Cast in this light, one could even say that Ritter's most recent series, "Infertile Obsolescence" represents the event-scene of our generation with an even greater emphasis placed on the weight of our everyday actions. Afterall, Ritter's critique is undoubtedly at its most poignant when she intertwines the idea of both planted and planned obscene, or of planned obsolescence as an idea which is perpetually implanted in us, by conflating the two in the form of a collaged aesthetic that challenges the disinterested gaze of profit and exchange absent any concern for environmental accords. Indeed, Ritter's true radicality lies in this: that her work is the kind of artistic practice that we hope to see taken up by a new generation of artists with the same seriousness and level of commitment, where rethinking everyday praxis involves picturing our acts and actions on the "world-stage", and that this might becomes a central concern not only in art, but in all forms of cultural production. If this is indeed the chasm we have to cross today, then Ritter's work is certainly showing us a way to turn the tide against the 18th century version of art as the disinterested play of the faculties, and what a greater concern might look like for what comes out of our factories. Thus, Ritter's interventionist approach has profound implications for how we think about the unconscious drives of western "development", where art can has a significant role to play in consciousness-raising about the entire chain of production beyond the product itself. Hers is a project that sketches a genuine way forward in reclaiming our collective planetary futures, a contribution to art that is itself, of no small measure.

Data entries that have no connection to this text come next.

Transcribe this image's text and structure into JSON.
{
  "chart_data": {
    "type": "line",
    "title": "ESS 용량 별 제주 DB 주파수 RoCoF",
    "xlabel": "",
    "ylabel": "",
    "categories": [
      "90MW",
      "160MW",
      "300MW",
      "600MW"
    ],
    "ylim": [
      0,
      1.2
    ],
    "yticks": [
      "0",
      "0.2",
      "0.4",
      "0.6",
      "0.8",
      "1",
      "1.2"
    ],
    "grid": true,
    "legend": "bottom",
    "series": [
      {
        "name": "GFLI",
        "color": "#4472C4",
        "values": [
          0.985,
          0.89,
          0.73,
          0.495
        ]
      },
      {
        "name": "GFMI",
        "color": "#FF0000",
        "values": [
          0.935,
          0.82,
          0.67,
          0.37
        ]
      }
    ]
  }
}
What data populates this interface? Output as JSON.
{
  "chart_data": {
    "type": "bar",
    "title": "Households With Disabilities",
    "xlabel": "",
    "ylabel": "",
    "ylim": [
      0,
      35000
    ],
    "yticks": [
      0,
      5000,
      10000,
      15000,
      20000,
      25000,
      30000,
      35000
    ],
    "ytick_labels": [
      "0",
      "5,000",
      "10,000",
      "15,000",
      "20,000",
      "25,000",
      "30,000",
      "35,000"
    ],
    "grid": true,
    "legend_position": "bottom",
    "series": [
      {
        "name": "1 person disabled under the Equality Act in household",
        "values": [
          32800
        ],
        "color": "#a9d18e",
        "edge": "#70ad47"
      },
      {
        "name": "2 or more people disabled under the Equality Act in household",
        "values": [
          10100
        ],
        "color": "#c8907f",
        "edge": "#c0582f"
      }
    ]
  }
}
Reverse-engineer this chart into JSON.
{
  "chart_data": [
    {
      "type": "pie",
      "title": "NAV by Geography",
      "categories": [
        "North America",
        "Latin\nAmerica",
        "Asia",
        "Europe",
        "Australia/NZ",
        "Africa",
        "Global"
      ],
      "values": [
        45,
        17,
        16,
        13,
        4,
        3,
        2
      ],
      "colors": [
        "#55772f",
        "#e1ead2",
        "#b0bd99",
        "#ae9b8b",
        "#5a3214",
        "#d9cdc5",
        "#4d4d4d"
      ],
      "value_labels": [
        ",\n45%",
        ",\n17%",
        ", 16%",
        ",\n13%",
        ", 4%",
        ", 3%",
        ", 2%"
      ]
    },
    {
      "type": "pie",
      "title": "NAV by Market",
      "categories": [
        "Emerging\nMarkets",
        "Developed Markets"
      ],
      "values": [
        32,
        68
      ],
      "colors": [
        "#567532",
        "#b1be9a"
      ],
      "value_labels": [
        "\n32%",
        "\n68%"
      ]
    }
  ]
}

Bio: Emily Ritter is an anthropocene artist originally from Wichita, KS and now resides in Mesa, AZ. She received her Bachelor of Fine Arts in Studio Art with an emphasis in Printmaking from Wichita State University in 2012. After graduating, Ritter was an Intern-in-Residence at Women’s Studio Workshop in Rosendale, NY in 2014. She received her Master's of Fine Arts in Studio Art from Arizona State University in 2018. Ritter explores the consequences of human irresponsibility and how we affect different species and environments. Her goal is to initiate a conversation about the ecological issues that affect our planet and encourage the viewer to think about their actions and role. She has exhibited her work locally and nationally.